Ähnliches gilt für seine Beschreibung der Auseinandersetzung zwischen Kurt Georg Kiesinger und Gerhard Schröder im Sommer 1967. Wir erfahren zwar Genaues von den Schwierigkeiten der Unterbringung des parlamentarischen Staatssekretärs im Bundeskanzleramt, auch, daß während ihres keineswegs nur protokollarischen Konflikts Kanzler und Verteidigungsminister gemeinsam (wie es sich auch gehörte) in Munster eine Ehrenformation abschritten, aber Unzureichendes über die Substanz der Auseinandersetzung, die immerhin die Glaubwürdigkeit des deutschen Beitrages im Bündnis berührte, wenn nicht in Frage stellte.

Keine Zeile ist dem Verfasser ein Hinweis wert, daß auch noch (zu ihrem Unwillen) die Generale Heusinger und Speidel in die Kontroverse einbezogen wurden, die schließlich den Staatssekretär des Bundeskanzleramtes das Amt kostete. Der beeindruckenden Sorgfalt auch in der Zusammenstellung von Belanglosigkeiten (etwa Speisezettel bei Truppenbesuchen) und Selbstverständlichkeiten steht die selektive Nutzung der inzwischen reichlich vorhandenen Literatur gegenüber, auch, daß der Verfasser etwa eindeutig belegte Äußerungen Adenauers durch die Formulierung „es wird kolportiert“ gelinde in Zweifel zieht.
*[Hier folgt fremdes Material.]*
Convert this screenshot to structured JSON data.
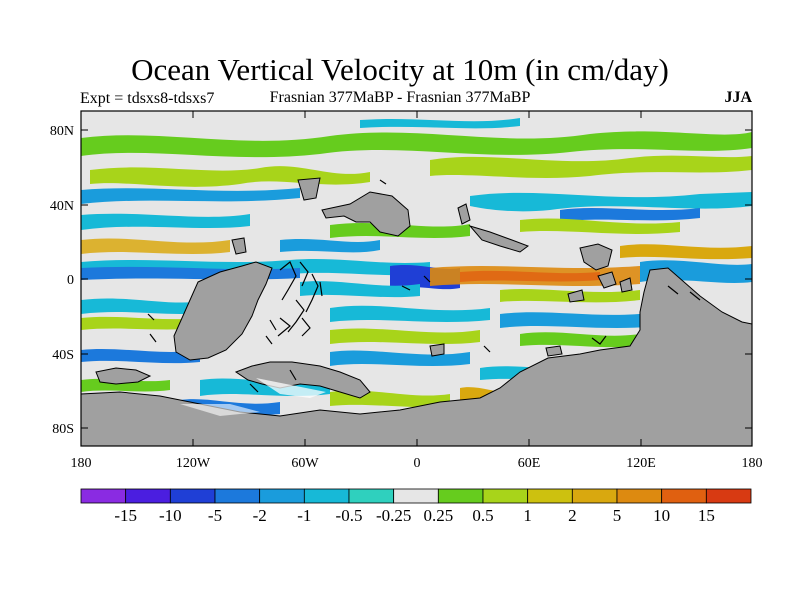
{
  "title": "Ocean Vertical Velocity at 10m (in cm/day)",
  "experiment_label": "Expt = tdsxs8-tdsxs7",
  "period_label": "Frasnian 377MaBP - Frasnian 377MaBP",
  "season_label": "JJA",
  "lat_ticks": [
    "80N",
    "40N",
    "0",
    "40S",
    "80S"
  ],
  "lon_ticks": [
    "180",
    "120W",
    "60W",
    "0",
    "60E",
    "120E",
    "180"
  ],
  "colorbar": {
    "colors": [
      "#8a2be2",
      "#4b1ee0",
      "#1f3fd6",
      "#1c79dc",
      "#1a9cdc",
      "#17b9d7",
      "#2fd0be",
      "#e6e6e6",
      "#66cc1e",
      "#a8d41a",
      "#cdc10f",
      "#d9a80f",
      "#dd8a10",
      "#e06010",
      "#d83a12"
    ],
    "labels": [
      "-15",
      "-10",
      "-5",
      "-2",
      "-1",
      "-0.5",
      "-0.25",
      "0.25",
      "0.5",
      "1",
      "2",
      "5",
      "10",
      "15"
    ]
  }
}
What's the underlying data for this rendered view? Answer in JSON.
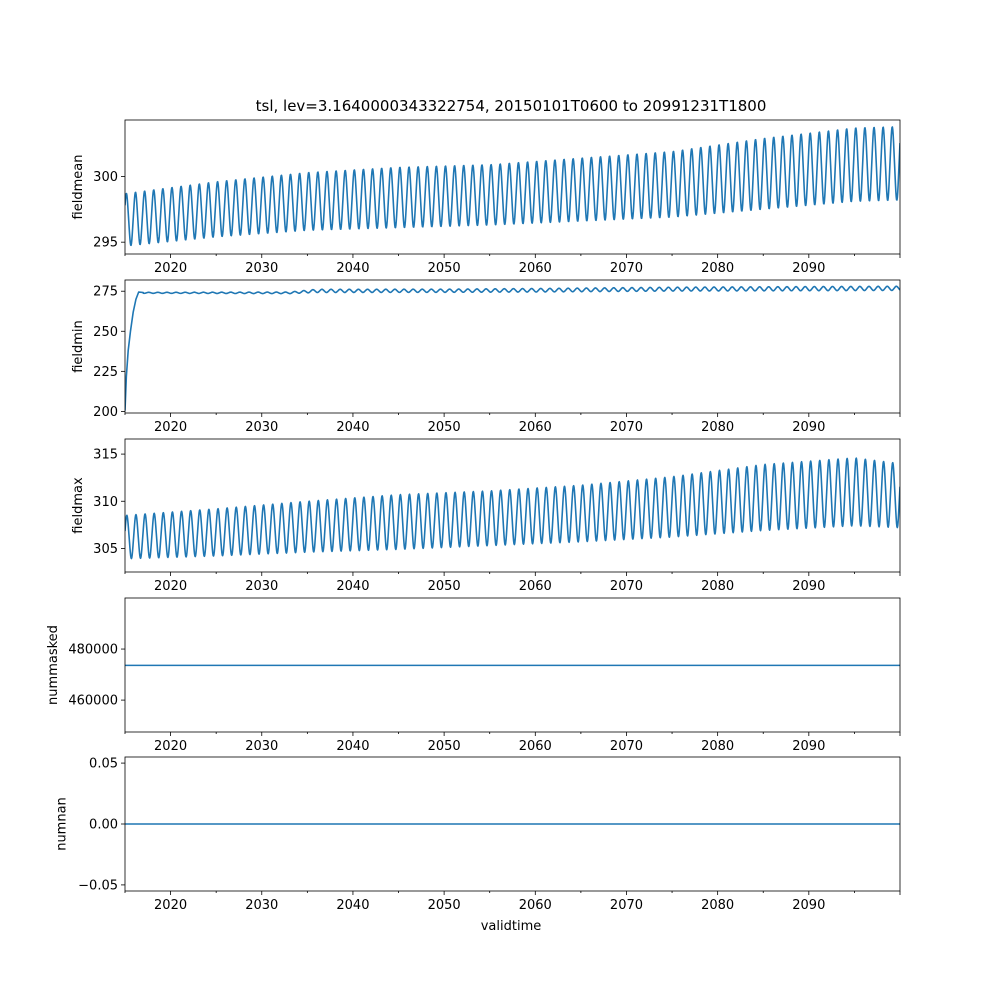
{
  "figure": {
    "title": "tsl, lev=3.1640000343322754, 20150101T0600 to 20991231T1800",
    "xlabel": "validtime",
    "series_color": "#1f77b4"
  },
  "chart_data": [
    {
      "type": "line",
      "name": "fieldmean",
      "ylabel": "fieldmean",
      "xlim": [
        2015.0,
        2100.0
      ],
      "ylim": [
        294.1,
        304.3
      ],
      "xticks": [
        2020,
        2030,
        2040,
        2050,
        2060,
        2070,
        2080,
        2090
      ],
      "xtick_labels": [
        "2020",
        "2030",
        "2040",
        "2050",
        "2060",
        "2070",
        "2080",
        "2090"
      ],
      "yticks": [
        295,
        300
      ],
      "ytick_labels": [
        "295",
        "300"
      ],
      "seasonal": {
        "start_year": 2015.0,
        "end_year": 2099.99,
        "samples_per_year": 24,
        "cycle_peak_phase": 0.15
      },
      "annual_mean": [
        {
          "year": 2015,
          "mid": 296.7,
          "amp": 2.0
        },
        {
          "year": 2025,
          "mid": 297.5,
          "amp": 2.1
        },
        {
          "year": 2035,
          "mid": 298.1,
          "amp": 2.2
        },
        {
          "year": 2045,
          "mid": 298.4,
          "amp": 2.3
        },
        {
          "year": 2055,
          "mid": 298.6,
          "amp": 2.3
        },
        {
          "year": 2065,
          "mid": 299.0,
          "amp": 2.4
        },
        {
          "year": 2075,
          "mid": 299.4,
          "amp": 2.5
        },
        {
          "year": 2085,
          "mid": 300.2,
          "amp": 2.7
        },
        {
          "year": 2095,
          "mid": 300.9,
          "amp": 2.8
        },
        {
          "year": 2100,
          "mid": 301.0,
          "amp": 2.8
        }
      ]
    },
    {
      "type": "line",
      "name": "fieldmin",
      "ylabel": "fieldmin",
      "xlim": [
        2015.0,
        2100.0
      ],
      "ylim": [
        199.0,
        282.0
      ],
      "xticks": [
        2020,
        2030,
        2040,
        2050,
        2060,
        2070,
        2080,
        2090
      ],
      "xtick_labels": [
        "2020",
        "2030",
        "2040",
        "2050",
        "2060",
        "2070",
        "2080",
        "2090"
      ],
      "yticks": [
        200,
        225,
        250,
        275
      ],
      "ytick_labels": [
        "200",
        "225",
        "250",
        "275"
      ],
      "spinup": [
        {
          "x": 2015.0,
          "y": 200.5
        },
        {
          "x": 2015.15,
          "y": 222.0
        },
        {
          "x": 2015.35,
          "y": 238.0
        },
        {
          "x": 2015.6,
          "y": 250.0
        },
        {
          "x": 2015.9,
          "y": 262.0
        },
        {
          "x": 2016.2,
          "y": 270.0
        },
        {
          "x": 2016.5,
          "y": 274.5
        },
        {
          "x": 2017.0,
          "y": 274.2
        }
      ],
      "seasonal": {
        "start_year": 2017.0,
        "end_year": 2099.99,
        "samples_per_year": 24,
        "cycle_peak_phase": 0.6
      },
      "annual_mean": [
        {
          "year": 2017,
          "mid": 274.0,
          "amp": 0.3
        },
        {
          "year": 2033,
          "mid": 274.0,
          "amp": 0.5
        },
        {
          "year": 2036,
          "mid": 275.2,
          "amp": 1.0
        },
        {
          "year": 2050,
          "mid": 275.3,
          "amp": 1.0
        },
        {
          "year": 2060,
          "mid": 275.6,
          "amp": 1.1
        },
        {
          "year": 2075,
          "mid": 276.3,
          "amp": 1.2
        },
        {
          "year": 2090,
          "mid": 276.6,
          "amp": 1.3
        },
        {
          "year": 2100,
          "mid": 276.8,
          "amp": 1.3
        }
      ]
    },
    {
      "type": "line",
      "name": "fieldmax",
      "ylabel": "fieldmax",
      "xlim": [
        2015.0,
        2100.0
      ],
      "ylim": [
        302.5,
        316.6
      ],
      "xticks": [
        2020,
        2030,
        2040,
        2050,
        2060,
        2070,
        2080,
        2090
      ],
      "xtick_labels": [
        "2020",
        "2030",
        "2040",
        "2050",
        "2060",
        "2070",
        "2080",
        "2090"
      ],
      "yticks": [
        305,
        310,
        315
      ],
      "ytick_labels": [
        "305",
        "310",
        "315"
      ],
      "seasonal": {
        "start_year": 2015.0,
        "end_year": 2099.99,
        "samples_per_year": 24,
        "cycle_peak_phase": 0.2
      },
      "annual_mean": [
        {
          "year": 2015,
          "mid": 306.2,
          "amp": 2.3
        },
        {
          "year": 2025,
          "mid": 306.7,
          "amp": 2.5
        },
        {
          "year": 2035,
          "mid": 307.3,
          "amp": 2.7
        },
        {
          "year": 2045,
          "mid": 307.8,
          "amp": 2.9
        },
        {
          "year": 2055,
          "mid": 308.2,
          "amp": 2.9
        },
        {
          "year": 2065,
          "mid": 308.7,
          "amp": 3.0
        },
        {
          "year": 2075,
          "mid": 309.4,
          "amp": 3.2
        },
        {
          "year": 2085,
          "mid": 310.4,
          "amp": 3.5
        },
        {
          "year": 2095,
          "mid": 311.0,
          "amp": 3.6
        },
        {
          "year": 2100,
          "mid": 310.6,
          "amp": 3.4
        }
      ]
    },
    {
      "type": "line",
      "name": "nummasked",
      "ylabel": "nummasked",
      "xlim": [
        2015.0,
        2100.0
      ],
      "ylim": [
        447500,
        500000
      ],
      "xticks": [
        2020,
        2030,
        2040,
        2050,
        2060,
        2070,
        2080,
        2090
      ],
      "xtick_labels": [
        "2020",
        "2030",
        "2040",
        "2050",
        "2060",
        "2070",
        "2080",
        "2090"
      ],
      "yticks": [
        460000,
        480000
      ],
      "ytick_labels": [
        "460000",
        "480000"
      ],
      "constant": 473600
    },
    {
      "type": "line",
      "name": "numnan",
      "ylabel": "numnan",
      "xlim": [
        2015.0,
        2100.0
      ],
      "ylim": [
        -0.055,
        0.055
      ],
      "xticks": [
        2020,
        2030,
        2040,
        2050,
        2060,
        2070,
        2080,
        2090
      ],
      "xtick_labels": [
        "2020",
        "2030",
        "2040",
        "2050",
        "2060",
        "2070",
        "2080",
        "2090"
      ],
      "yticks": [
        -0.05,
        0.0,
        0.05
      ],
      "ytick_labels": [
        "−0.05",
        "0.00",
        "0.05"
      ],
      "constant": 0.0
    }
  ]
}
Man gewinnt gelegentlich den Eindruck, Kilian zitiert nur, was ihm in seine Darstellung paßt und gibt damit die sonst von ihm beanspruchte Zuverlässigkeit preis. So schreibt er auch ohne Prüfung nach, was allgemein als schwerwiegender Vorwurf und Kritik gegen Adenauer vorgebracht wird, daß er mit seiner Äußerung, taktische atomare Waffen seien nichts anderes als die Weiterentwicklung der Artillerie, die Problematik atomarer Warfen nicht erkannt, ja verharmlost habe. Dabei hatte der Bundeskanzler bei näherer Betrachtung zum Zeitpunkt seiner Aussage, April 1957, damit unzweifelhaft recht. Sie bezog sich nämlich auf die zeitweilige Stationierung ungefüger atomarer Artillerie auf deutschem Boden, einer Gefechtsfeldwaffe also, über die ihn und Heusinger der SACEUR, General Ridgway, persönlich unterrichtet hatte.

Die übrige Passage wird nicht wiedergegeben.